By now, the assistant had taken pity on me. Or maybe she was worried that I’d still be there at closing time, turning the pages madly with a desperate stare, like a man haunted by some obsession. She diplomatically suggested trying a year or two earlier still, before Alfred and Eliza had married. She refrained from pointing out that my Great-Uncle Samuel might have been a bastard.

But that was impossible. Samuel had been the younger son, and I’d already identified George’s birth, registered in 1913, two years after the wedding. I tried again. My notebook and pencil lay unused on the table, and my eyes were tired and beginning to water from the effort of staring at the lists of names for so long.

‘We’ll be closing quite soon,’ said the assistant, probably wondering whether she’d made a mistake in encouraging me to stay.
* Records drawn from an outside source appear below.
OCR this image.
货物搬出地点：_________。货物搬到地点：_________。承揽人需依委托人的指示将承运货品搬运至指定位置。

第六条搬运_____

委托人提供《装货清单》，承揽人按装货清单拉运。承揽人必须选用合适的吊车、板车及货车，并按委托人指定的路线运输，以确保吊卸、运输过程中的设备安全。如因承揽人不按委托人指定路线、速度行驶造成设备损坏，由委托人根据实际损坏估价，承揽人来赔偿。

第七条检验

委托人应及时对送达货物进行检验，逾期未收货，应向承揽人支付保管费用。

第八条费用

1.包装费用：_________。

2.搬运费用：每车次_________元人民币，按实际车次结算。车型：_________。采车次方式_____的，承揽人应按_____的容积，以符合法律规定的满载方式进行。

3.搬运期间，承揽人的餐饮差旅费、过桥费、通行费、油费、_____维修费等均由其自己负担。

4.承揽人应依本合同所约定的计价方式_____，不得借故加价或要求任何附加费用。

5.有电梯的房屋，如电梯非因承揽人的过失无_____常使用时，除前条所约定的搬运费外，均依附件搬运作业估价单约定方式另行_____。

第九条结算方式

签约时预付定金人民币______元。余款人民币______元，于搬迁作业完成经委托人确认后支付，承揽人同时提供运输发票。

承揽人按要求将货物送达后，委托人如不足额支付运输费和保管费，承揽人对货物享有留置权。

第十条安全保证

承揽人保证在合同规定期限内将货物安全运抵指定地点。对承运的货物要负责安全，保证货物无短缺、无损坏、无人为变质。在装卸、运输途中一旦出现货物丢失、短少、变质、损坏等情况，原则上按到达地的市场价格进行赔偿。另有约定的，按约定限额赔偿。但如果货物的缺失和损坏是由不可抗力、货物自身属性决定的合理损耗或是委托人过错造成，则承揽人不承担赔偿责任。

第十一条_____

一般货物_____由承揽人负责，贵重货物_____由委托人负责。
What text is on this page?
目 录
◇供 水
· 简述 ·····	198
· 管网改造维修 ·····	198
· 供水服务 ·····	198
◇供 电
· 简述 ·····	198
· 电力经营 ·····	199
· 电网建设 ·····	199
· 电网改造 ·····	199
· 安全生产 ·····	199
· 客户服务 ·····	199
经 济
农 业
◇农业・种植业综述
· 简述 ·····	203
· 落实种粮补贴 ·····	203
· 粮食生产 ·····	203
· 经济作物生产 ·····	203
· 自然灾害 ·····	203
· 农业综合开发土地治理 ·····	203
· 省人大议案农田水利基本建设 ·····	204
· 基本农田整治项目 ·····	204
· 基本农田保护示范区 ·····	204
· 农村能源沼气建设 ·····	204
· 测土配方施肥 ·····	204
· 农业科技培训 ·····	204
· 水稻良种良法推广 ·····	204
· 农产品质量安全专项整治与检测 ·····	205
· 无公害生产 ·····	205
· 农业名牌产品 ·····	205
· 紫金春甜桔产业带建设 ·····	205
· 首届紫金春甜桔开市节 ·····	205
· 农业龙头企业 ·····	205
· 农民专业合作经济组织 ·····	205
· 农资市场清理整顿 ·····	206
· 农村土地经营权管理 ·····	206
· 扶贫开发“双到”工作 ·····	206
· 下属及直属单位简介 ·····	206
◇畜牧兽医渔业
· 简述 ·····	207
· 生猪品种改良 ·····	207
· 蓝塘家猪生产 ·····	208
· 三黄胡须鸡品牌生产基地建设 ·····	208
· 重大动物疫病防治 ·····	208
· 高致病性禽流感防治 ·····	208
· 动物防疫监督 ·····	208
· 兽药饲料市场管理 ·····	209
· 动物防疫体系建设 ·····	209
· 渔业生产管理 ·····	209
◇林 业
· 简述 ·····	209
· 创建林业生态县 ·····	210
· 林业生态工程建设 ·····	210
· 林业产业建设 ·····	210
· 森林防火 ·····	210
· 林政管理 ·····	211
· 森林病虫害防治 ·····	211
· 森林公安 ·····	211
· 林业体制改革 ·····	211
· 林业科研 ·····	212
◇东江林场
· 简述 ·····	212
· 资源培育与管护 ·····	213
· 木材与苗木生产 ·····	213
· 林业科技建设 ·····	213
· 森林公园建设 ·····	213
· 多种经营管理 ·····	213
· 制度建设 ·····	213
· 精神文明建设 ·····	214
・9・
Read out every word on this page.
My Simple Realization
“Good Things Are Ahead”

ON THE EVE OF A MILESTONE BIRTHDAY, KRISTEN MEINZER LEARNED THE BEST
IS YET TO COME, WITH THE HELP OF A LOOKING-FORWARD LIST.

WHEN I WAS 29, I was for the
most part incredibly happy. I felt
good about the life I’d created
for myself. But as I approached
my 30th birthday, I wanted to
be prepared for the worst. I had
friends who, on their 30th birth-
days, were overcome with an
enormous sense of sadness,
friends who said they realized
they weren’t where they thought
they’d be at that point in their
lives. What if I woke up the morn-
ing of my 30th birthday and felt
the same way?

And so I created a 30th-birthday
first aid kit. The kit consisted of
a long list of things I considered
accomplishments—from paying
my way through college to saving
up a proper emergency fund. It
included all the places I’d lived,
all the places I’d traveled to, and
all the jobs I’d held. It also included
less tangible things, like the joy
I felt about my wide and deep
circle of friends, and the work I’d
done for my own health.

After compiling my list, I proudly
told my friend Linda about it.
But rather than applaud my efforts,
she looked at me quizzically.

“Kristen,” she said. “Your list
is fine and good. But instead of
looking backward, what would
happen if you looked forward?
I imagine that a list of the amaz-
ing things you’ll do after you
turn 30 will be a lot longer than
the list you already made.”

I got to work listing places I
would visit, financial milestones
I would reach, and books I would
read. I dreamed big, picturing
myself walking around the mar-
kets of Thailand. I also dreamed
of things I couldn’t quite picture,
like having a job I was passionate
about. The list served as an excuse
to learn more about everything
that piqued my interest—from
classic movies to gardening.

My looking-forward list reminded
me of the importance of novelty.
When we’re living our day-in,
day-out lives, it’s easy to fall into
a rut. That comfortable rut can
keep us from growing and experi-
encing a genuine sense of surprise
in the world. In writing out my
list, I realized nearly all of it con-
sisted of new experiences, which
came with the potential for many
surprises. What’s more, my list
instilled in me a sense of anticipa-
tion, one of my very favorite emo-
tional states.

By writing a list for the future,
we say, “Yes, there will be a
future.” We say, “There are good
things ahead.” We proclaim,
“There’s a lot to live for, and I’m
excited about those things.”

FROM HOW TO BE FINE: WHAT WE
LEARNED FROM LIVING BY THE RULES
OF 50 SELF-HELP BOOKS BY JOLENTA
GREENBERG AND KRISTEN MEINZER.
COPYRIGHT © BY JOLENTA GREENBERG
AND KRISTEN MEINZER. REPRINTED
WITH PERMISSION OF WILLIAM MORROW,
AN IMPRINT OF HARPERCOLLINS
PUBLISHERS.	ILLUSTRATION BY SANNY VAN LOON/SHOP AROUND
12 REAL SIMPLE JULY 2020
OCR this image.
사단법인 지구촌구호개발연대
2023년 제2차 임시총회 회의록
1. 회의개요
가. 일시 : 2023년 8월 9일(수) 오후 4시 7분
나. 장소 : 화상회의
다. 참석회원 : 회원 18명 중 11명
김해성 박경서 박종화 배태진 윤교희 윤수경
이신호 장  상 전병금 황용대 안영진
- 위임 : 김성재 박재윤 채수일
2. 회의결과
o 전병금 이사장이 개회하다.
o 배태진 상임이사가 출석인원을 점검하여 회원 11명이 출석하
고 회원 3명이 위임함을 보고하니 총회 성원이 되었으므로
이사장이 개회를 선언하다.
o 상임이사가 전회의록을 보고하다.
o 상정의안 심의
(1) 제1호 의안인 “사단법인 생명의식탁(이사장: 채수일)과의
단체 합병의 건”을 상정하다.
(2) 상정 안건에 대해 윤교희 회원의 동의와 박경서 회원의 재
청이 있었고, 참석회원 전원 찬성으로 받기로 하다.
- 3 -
‘It’s all right,’ I said. ‘I’m nearly finished.’

I started again from the beginning, going through the lists a third time, refusing to believe what my eyes were telling me, still convinced I’d made some stupid mistake, a simple oversight. Laura had done this research, and she never mentioned such an omission. But then I remembered who Laura was. She’d lied to me all along, so what was one more untruth?

But no matter how many times I went through the index, there was no birth registered for Samuel Buckley. There was no birth registered for anyone by the name of Buckley, not after George in 1913. There had been no Samuel Buckley born in South Staffordshire in nearly a decade. There was nothing. The man I’d thought to be my great-uncle simply didn’t exist.

‘Well, there could be an explanation,’ said Rachel that night. She’d found me unshaved, with a bottle of beer in my hand and several empties on the floor by the armchair. There was a great heap of papers scattered around, where I’d thrown them in a rage. It seemed as though I’d wasted months of my life.

‘Yes, of course there’s an explanation,’ I said. ‘I’ve been conned again. What a bloody simpleton I am. They’ve had me for a complete fool, the whole lot of them. And all because I didn’t bother to check properly. Christ.’

‘Look, there could be a mistake in the records. It does happen sometimes. Or he might have been registered somewhere else, and just forgotten about it.’

‘Forgotten?’

‘His family could have been out of the area when they registered him.’

‘Is that possible?’

‘Yes, I’m sure.’

But I could see that she didn’t look convinced. ‘He told me he was born in Tamworth Street,’ I said.

‘Did he say that specifically?’

I paused, trying to think back to the old man’s words, while Rachel glared at me impatiently. But my brain was fuzzy. And anyway I didn’t want to think about it, not for a while.

‘Well, did he?’ she repeated.

‘I can’t remember,’ I said, slumping into my armchair.

‘Well, there you are. You can’t remember what you were told in the last few months. And yet you expect an old man to remember the details of something that happened eighty-three years ago.’

‘It’s different.’

She shuffled through her notebook with her head down, so that I couldn’t see her eyes. Her tenseness made me suspicious. Over the months, we’d become so close that I’d learned to read her thoughts as easily as she read mine.

‘Rachel,’ I said, ‘there’s something you’re not telling me.’

She nodded reluctantly. ‘I never thought you were right to trust that woman you called Laura Jenner. All that research she said she’d do... well, I went and did it myself.’

‘Did you?’

‘Yes. It was while I was visiting my sister. I never went to the matinee of Cats — I was at the Family Records Centre that day instead. I went over all the same ground that Laura Jenner said she’d covered. At first I thought she was a poor researcher, that she was missing too many things. But of course she was lying to you all along, Chris. Everything she did was intended to mislead. I’m sorry.’

‘It’s not your fault,’ I said feebly.

She was looking down at her notebook, and I still couldn’t see her eyes. I experienced the sort of awful feeling in my stomach that I’d only ever read about — a sinking, a plummeting, a dreadful wrench in the belly that foretold bad news. Her manner warned me that there was another revelation to come, just when I thought the whole business was over. And right now I was in no fit state for any more nasty surprises.